L’architecte israélien du nettoyage ethnique

Alors que l'attaque génocidaire d'Israël contre Gaza se déroule, le spectre de Yosef Weitz perdure, écrit Stefan Moore.

Bâtiments endommagés à Gaza, le 6 décembre 2023. (Agence de presse Tasnim, Wikimedia Commons, CC BY-SA 4.0)

By Stéphane Moore
Perles et Irritations

Sepuis 1948, Israël invoque l’Holocauste pour justifier l’expulsion forcée des Arabes de Palestine afin de créer un État juif, mais le plan systématique de nettoyage ethnique avait été élaboré des années plus tôt par un fanatique sioniste nommé Yosef Weitz.  
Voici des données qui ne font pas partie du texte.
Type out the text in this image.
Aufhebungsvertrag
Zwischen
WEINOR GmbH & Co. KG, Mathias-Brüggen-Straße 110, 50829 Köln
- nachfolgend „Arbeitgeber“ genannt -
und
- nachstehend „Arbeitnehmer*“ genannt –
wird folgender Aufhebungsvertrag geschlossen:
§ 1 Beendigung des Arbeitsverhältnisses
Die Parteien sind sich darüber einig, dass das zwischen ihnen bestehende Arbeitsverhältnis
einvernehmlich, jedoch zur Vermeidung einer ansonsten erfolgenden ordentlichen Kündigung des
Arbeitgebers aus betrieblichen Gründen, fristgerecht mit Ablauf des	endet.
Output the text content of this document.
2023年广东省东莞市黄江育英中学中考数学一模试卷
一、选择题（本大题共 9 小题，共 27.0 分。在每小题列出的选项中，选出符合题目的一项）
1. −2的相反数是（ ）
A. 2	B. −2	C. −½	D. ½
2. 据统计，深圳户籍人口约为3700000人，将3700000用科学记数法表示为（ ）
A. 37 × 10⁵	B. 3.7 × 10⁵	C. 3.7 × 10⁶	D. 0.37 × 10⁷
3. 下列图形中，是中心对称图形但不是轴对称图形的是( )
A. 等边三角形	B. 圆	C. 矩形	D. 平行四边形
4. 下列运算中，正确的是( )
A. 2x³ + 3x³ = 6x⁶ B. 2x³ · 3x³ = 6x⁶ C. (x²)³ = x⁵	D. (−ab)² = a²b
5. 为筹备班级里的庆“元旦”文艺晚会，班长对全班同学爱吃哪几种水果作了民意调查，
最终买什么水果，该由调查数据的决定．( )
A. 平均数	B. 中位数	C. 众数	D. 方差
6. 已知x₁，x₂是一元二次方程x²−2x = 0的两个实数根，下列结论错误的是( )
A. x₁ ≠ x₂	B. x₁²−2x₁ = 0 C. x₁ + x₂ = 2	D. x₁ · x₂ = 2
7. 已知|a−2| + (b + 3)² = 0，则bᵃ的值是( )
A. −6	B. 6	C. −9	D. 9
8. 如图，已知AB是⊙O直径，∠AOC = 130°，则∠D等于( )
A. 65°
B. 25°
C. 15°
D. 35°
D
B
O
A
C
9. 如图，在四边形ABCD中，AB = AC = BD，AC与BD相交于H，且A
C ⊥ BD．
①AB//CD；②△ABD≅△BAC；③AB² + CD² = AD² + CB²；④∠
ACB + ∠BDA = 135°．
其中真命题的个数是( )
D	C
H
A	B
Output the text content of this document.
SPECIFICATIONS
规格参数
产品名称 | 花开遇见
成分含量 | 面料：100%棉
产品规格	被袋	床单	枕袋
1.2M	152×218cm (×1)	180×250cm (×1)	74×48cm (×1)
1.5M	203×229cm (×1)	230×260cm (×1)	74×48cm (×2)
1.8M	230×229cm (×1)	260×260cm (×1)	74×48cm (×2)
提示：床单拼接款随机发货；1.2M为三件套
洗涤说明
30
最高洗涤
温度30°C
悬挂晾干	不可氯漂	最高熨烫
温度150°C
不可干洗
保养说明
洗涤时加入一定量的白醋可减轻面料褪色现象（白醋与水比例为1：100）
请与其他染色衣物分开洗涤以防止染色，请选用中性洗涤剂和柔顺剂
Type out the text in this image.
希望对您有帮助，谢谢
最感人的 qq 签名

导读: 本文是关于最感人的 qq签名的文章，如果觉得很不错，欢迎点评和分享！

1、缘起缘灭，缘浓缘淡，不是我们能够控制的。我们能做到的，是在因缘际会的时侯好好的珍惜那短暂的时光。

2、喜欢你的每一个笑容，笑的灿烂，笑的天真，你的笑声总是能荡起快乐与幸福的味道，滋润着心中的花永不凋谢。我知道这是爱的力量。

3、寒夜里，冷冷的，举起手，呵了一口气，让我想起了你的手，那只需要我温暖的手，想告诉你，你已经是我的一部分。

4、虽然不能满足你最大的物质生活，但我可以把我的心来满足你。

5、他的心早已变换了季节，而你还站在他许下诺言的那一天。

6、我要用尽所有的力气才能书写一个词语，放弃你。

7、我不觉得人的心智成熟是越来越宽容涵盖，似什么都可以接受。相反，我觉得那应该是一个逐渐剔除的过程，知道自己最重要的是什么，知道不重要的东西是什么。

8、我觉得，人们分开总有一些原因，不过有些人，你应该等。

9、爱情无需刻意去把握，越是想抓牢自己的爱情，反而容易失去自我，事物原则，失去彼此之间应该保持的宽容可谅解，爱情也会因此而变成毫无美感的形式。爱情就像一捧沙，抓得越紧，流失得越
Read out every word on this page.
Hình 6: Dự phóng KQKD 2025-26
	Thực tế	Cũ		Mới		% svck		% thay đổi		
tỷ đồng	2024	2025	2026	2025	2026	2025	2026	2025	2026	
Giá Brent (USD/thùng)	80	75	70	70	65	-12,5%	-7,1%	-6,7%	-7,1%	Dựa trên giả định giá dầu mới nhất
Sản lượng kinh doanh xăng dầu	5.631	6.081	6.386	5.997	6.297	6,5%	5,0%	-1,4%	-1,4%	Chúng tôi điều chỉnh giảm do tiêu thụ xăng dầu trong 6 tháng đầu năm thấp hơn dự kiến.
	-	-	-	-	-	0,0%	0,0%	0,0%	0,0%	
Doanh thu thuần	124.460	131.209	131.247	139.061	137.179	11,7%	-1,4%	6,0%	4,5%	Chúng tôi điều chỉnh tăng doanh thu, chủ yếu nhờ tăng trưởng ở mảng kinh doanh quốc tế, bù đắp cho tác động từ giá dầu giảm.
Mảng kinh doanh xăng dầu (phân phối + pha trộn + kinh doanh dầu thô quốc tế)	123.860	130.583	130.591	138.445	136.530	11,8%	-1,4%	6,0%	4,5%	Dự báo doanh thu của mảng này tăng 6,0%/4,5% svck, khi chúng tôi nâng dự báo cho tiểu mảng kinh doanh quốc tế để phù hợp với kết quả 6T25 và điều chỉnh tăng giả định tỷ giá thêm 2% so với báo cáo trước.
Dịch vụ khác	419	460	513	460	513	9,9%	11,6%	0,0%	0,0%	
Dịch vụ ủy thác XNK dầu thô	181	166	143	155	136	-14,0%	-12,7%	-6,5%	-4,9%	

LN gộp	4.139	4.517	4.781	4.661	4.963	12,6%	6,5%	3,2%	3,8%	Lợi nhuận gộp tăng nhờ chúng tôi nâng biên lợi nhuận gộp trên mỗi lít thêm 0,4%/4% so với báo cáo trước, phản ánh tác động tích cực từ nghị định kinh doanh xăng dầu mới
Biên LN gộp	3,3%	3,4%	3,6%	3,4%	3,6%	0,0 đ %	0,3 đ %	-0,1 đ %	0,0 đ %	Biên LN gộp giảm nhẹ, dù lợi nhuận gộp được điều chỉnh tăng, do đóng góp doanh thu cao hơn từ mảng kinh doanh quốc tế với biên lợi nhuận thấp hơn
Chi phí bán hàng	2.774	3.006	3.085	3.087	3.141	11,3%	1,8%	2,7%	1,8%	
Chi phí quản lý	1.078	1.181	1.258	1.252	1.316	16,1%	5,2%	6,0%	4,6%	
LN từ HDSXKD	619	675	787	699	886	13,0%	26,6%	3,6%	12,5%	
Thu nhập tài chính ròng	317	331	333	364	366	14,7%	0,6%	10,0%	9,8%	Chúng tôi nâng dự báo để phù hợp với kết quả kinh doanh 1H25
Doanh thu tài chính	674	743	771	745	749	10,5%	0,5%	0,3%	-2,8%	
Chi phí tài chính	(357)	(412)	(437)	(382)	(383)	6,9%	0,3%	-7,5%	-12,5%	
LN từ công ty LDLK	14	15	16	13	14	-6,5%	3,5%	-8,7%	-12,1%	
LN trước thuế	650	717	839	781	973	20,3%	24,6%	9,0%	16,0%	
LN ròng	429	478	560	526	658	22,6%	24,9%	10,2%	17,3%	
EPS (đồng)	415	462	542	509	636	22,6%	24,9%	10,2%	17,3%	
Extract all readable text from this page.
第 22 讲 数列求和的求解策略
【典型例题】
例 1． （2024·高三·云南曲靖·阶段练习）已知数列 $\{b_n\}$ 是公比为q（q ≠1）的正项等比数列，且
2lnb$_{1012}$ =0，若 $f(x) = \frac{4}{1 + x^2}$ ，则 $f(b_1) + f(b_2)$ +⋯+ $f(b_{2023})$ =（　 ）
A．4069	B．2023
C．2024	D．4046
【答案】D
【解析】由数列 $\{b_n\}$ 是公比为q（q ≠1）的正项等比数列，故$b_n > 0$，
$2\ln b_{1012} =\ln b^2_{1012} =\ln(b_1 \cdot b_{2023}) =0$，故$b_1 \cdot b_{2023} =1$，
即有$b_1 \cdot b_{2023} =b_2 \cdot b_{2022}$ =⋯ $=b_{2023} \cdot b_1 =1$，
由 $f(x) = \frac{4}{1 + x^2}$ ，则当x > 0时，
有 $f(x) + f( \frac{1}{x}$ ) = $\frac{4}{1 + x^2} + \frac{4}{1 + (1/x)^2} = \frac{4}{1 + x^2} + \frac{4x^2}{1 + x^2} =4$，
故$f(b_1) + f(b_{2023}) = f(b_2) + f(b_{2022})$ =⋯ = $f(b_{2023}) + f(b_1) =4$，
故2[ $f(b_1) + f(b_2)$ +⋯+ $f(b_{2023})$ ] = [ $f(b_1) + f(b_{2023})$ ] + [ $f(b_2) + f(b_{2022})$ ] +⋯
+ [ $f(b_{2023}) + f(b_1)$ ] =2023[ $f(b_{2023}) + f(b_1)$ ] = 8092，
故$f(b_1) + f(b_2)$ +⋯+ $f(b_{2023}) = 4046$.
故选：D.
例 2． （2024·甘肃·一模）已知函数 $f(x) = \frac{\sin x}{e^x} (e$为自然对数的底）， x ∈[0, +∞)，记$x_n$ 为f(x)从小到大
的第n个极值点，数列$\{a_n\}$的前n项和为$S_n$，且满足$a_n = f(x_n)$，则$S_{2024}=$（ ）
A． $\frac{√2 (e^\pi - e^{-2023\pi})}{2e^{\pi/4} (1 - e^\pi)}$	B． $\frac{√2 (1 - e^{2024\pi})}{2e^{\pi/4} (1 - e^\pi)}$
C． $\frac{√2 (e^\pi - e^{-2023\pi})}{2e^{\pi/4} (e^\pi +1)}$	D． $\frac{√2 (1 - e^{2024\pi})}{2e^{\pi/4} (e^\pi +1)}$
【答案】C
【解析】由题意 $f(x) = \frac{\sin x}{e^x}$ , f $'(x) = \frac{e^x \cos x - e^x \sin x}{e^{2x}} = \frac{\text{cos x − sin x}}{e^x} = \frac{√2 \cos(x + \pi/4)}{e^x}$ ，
En novembre 1940 – huit ans avant la fondation de l’État d’Israël – Weitz écrit

« Il doit être clair qu’il n’y a pas de place dans le pays pour les deux peuples… Si les Arabes le quittent, le pays deviendra vaste et spacieux pour nous…. La seule solution est un pays… sans Arabes. Il n’y a pas de place ici pour les compromis… Il n’y a pas d’autre moyen que de transférer les Arabes d’ici vers les pays voisins… Il ne faut laisser aucun village, aucune tribu… Il n’y a pas d’autre solution.

Weitz était « un colonialiste sioniste par excellence », écrit l’historien israélien Ilan Pappé. Né en Russie en 1890 et immigré en Palestine dans son enfance, Weitz deviendra le chef influent du Département de colonisation des terres du Fonds national juif (FNJ) créé pour coloniser la Palestine en achetant des terres arabes pour le Yishouv (les Juifs immigrés en Palestine avant 1948).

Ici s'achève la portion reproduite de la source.